At one stage, the archbishop describes reactions to the inquiry: “while some are filled with anger, others close their ears, or dismiss it, or explain it away, or blame the extensive coverage on hostility towards the Church, there is a thread of denial and disengagement in many of these responses”.
This was certainly the case for a very long time, but, in the experience of this newspaper, that has not been the case for a very long time. Who is he referring to?
The archbishop’s contention that there can be no reform in the Church until abuse is “fully addressed” is almost exactly what the Irish Synodal Delegation told the Continental Assembly in Prague in February 2023.
Where does that leave the Archdiocese’s own ambitious ‘Building Hope’ reform programme?
The truth is, the work of addressing the abuse crisis goes hand-in-hand with reform.

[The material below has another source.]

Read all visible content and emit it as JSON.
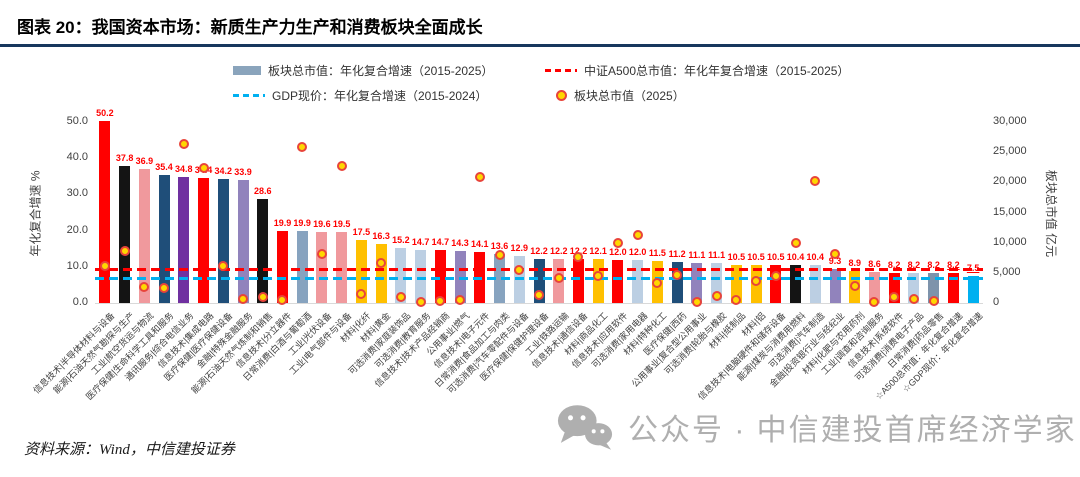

The Gospel cannot be held in stasis while the episcopal and religious leaderships try and extricate their institutions from a moral, legal and financial quagmire. Outreach to victims and survivors goes on, and yes the quiet work of building faith, hope and love goes on, ‘for those who look only to the past or the present are certain to miss the future.’
It would be a pity if Catholics got the wrong impression from the archbishop’s unrounded remarks, as it is disheartening indeed to the thousands of ordinary Catholics who have worked for the very culture change that is before our eyes. Instead of just a homily from the Pro-Cathedral, where there is no dialogue, maybe the Archbishop would host listening sessions in parishes, openly engaging with the church and all its people. Maybe a Diocesan Pastoral Council will open up that discussion.